I used a bucket large enough to hold 8 litres to catch the old engine oil, and this took about 15 minutes to completely drain. 8 litres of oil will fill a bucket like the one shown below.
Next I fitted a new crush washer and re-installed the sump plug. I then re-fitted the 2 splash panels in the reverse order to the removal. A little grease on the screws also seemed a good idea.
I then added 7.5 litres of new oil via the oil filler hole, using a tapered funnel and rags to prevent spillage.
I removed the car from the ramps and ran the engine for 5 minutes. I then switched off and allowed the car to stand on the level for another 5 minutes. I checked the status of the oil level via the engine management system, and added the remaining oil until it reported OK. I double-checked using an MB measuring stick (no dipstick on my model) and the level was also OK.

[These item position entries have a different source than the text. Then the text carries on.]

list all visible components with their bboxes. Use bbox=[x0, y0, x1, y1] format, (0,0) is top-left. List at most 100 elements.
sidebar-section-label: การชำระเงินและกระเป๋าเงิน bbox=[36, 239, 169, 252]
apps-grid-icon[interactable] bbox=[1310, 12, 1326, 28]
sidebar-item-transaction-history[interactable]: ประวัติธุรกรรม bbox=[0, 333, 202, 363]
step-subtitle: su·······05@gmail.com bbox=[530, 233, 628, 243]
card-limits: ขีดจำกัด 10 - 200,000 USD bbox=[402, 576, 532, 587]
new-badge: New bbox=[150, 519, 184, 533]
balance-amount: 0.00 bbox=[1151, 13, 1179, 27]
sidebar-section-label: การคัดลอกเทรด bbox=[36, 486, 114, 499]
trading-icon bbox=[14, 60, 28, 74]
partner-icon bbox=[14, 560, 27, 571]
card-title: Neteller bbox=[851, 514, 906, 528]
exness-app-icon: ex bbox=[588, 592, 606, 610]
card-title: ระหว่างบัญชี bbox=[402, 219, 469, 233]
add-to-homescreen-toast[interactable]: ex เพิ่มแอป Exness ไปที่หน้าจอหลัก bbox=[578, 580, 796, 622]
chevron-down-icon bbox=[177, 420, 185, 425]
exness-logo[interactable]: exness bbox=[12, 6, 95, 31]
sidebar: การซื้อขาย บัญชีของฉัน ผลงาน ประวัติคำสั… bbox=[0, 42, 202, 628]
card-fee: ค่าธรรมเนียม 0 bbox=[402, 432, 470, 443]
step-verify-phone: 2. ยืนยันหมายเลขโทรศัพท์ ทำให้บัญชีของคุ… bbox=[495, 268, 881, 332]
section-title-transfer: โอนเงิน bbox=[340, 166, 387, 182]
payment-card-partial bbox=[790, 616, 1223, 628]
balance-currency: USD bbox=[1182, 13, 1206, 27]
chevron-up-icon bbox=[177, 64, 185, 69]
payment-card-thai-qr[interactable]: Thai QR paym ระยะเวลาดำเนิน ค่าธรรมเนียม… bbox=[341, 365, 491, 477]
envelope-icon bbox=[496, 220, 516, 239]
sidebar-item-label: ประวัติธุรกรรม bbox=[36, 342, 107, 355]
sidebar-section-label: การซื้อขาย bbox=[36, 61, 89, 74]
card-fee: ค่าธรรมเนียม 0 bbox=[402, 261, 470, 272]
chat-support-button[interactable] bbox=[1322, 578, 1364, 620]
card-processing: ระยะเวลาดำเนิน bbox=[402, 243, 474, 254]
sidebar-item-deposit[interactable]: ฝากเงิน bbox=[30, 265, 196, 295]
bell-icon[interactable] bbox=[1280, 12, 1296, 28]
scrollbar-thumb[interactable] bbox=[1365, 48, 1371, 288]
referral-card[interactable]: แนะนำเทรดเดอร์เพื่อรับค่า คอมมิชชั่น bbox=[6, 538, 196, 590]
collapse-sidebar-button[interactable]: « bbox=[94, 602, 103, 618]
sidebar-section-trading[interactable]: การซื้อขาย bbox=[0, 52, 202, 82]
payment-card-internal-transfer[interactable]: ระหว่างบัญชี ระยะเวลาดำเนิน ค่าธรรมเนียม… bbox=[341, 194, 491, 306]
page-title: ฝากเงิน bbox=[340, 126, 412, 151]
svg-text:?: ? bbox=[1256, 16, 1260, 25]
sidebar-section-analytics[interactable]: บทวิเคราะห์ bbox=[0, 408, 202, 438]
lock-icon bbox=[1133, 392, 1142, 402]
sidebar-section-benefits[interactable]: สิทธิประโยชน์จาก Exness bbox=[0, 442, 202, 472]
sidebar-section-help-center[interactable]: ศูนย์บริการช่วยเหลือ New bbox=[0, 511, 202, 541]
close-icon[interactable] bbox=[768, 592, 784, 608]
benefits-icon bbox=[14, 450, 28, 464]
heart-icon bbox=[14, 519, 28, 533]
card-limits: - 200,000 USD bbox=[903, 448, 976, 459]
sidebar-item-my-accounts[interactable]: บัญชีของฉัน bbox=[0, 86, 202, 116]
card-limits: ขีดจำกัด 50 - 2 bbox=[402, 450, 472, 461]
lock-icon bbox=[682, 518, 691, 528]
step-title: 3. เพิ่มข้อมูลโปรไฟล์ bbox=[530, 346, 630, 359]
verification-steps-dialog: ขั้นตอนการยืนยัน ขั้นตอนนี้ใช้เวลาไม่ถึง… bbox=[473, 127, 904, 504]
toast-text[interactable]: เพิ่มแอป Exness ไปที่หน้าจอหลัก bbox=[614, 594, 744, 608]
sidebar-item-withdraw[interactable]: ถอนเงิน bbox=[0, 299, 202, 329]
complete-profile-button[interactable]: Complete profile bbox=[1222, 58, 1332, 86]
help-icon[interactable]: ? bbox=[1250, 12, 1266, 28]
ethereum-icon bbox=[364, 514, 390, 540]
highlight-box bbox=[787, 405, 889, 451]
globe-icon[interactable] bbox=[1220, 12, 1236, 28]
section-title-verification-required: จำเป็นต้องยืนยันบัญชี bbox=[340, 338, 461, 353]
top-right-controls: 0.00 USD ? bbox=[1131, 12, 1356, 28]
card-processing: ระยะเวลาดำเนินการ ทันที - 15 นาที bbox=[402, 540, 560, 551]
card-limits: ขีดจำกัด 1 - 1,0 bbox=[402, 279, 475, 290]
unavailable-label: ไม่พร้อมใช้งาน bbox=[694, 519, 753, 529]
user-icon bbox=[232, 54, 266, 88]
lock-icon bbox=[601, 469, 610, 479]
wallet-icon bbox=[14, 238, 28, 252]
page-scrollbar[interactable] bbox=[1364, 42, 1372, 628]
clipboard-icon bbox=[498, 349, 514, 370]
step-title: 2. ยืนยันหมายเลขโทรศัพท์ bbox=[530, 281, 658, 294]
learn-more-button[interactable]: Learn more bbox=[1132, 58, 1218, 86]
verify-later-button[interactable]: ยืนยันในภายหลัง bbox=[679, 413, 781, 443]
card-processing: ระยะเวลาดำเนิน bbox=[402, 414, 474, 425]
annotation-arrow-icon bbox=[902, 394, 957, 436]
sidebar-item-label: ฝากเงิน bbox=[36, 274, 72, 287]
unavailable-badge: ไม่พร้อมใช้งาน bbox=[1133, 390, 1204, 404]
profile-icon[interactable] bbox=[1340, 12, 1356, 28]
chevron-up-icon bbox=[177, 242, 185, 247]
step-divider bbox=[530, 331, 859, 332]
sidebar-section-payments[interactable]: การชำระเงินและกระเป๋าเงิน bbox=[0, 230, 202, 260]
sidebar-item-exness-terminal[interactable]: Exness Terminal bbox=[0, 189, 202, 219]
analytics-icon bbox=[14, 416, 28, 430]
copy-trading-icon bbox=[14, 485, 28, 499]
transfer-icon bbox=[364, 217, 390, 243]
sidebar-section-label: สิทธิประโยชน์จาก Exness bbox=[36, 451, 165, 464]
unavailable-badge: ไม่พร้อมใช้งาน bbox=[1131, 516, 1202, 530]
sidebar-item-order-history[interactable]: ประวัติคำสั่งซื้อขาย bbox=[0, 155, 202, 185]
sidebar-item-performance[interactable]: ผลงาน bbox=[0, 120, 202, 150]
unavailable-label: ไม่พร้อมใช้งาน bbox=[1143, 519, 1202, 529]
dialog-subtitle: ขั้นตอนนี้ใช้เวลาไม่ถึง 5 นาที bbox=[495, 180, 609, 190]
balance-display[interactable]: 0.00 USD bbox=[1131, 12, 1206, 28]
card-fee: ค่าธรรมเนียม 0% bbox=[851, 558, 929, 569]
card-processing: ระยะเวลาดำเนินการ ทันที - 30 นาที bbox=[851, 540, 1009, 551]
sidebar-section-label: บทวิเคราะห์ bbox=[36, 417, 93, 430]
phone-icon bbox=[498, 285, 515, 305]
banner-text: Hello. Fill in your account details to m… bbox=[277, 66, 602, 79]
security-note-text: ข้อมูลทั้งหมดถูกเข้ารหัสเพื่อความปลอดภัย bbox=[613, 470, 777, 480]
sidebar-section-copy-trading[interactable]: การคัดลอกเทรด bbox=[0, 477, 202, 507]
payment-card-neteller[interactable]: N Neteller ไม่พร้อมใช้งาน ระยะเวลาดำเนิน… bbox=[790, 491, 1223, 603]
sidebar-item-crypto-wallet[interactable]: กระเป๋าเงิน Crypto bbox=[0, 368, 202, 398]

I cleaned up, reset the service interval on the cluster, and the job was done.
Last edited by keyhole : 11-23-2008 at 06:49 PM.
Reason: images lost
What oil do you recommend using on the 2003 Mercedes Clk 320 w209? I was hoping to use Mobil 1 5w-30 syn, but underneath the hood it states to use a different weight? Would using the Mobil damage the engine? I am new to owning a Mercedes and didn't want to make a costly mistake. Thanks
Do yourself a favor, save yourself a whole lot of trouble and time... Purchase a filter wrench for removal of the oil filter
along with a topsider fluid suction tool at any boating supply store...
After removal of the old filter and replacement of the new filter element and o rings...
Stick the topsider plastic suction hose down the CLK oil dipstick, pump up the topsider, open the suction valve and just let the topsider vacuum the dirty oil out of your crankcase...
Once the old oil is removed, just replace with fresh 0w40 in the case of the CLK500...
Simple proceedure, takes about a half hour and you don't even have to get your hands dirty...
This is by far the easiest way to change oil on your CLK...
I think that it's a problem with ImageThrust where they are hosted. They disappeared a month ago, and while I was discussing with the mods the best thing to do, they suddenly appeared again.
So let's leave it for a few days. If they are still missing, pm me and I'll email the set over to you.